An important assumption underlying both our model and related models, such as distance sampling and ordinary spatial capture–recapture models, is that individual activity centres are independent of the sample route or lines. This is often not the case in distance sampling applications for birds and other species where the sample unit is chosen to be road or trail segments (see Marques et al. 2011). We inspected sample maps used in our analysis and believe that the assumption of independence between sample patch and activity centres is probably as well met as anywhere in practice. Although some of the sample paths follow footpaths, they are small features unlikely to affect the spatial distribution of the species we analysed. Moreover, the proportion of sample paths that follow other linear structures, such as paved roads or forest edges, appears only minor.

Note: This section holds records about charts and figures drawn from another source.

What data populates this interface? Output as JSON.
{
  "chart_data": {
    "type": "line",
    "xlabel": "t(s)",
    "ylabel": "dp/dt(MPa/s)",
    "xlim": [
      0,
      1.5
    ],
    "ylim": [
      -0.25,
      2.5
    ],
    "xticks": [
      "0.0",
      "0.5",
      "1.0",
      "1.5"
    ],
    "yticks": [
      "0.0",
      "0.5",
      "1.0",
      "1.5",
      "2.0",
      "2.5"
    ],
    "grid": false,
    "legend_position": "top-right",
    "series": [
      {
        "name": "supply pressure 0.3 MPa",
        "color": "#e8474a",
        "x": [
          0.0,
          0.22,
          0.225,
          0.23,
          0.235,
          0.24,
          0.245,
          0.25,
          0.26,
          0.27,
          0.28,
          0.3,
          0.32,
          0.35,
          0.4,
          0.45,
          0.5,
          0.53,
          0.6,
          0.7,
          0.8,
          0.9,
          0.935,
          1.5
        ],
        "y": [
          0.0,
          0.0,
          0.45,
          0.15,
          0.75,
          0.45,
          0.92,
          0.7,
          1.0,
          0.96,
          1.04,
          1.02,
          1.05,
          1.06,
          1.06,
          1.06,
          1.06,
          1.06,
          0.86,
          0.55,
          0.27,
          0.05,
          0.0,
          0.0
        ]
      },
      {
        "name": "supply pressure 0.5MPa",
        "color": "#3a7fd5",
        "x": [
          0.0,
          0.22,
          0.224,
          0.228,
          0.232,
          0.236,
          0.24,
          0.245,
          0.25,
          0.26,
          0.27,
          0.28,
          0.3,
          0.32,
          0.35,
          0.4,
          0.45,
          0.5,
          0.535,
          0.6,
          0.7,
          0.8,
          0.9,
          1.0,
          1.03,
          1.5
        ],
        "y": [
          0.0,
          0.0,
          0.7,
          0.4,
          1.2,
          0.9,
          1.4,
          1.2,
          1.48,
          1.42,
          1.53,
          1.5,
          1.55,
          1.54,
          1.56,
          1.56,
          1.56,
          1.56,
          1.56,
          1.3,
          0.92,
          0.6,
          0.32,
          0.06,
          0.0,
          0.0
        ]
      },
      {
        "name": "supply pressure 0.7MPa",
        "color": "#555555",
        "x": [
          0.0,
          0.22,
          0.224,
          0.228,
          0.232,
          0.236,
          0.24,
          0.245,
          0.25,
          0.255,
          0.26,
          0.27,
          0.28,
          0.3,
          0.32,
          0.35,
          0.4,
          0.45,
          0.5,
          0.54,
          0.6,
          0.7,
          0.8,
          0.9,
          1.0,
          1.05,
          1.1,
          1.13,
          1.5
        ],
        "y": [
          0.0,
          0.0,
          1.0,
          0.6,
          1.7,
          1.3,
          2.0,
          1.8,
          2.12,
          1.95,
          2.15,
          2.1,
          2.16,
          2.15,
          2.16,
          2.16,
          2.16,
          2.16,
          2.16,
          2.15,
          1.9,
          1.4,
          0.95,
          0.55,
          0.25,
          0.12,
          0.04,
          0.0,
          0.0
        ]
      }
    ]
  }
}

It is well known that distance sampling density estimators are fairly sensitive to errors in distance measurement (Buckland et al. 2001). We believe that our model is more robust in this respect owing to the movement process submodel. It is likely that any zero-mean measurement error will be absorbed into the movement process and resulting estimators of density (based on the number and location of the activity centers) will be unaffected. In other words, measurement error variance is strictly confounded with the movement variance component to no ill-effect so far as estimating density is concerned. It would be useful to evaluate this using a simulation study.
A number of extensions of this model appear straightforward and will no doubt prove useful. Covariates on density will be important in some applications. Using a discrete state-space representation makes this feasible (Efford, Dawson & Borchers 2009). Covariates on detection (e.g. effort, time and temperature) can be introduced into the model as additional linear terms to the hazard. Finally, open population models can be achieved using the proper formulation of the state model (Gardner et al. 2010). We do not see any difficulty in adapting those extensions to the specific observation modeling framework developed here.
We thank two anonymous referees and the Associate Editor for many helpful comments on a draft of this manuscript.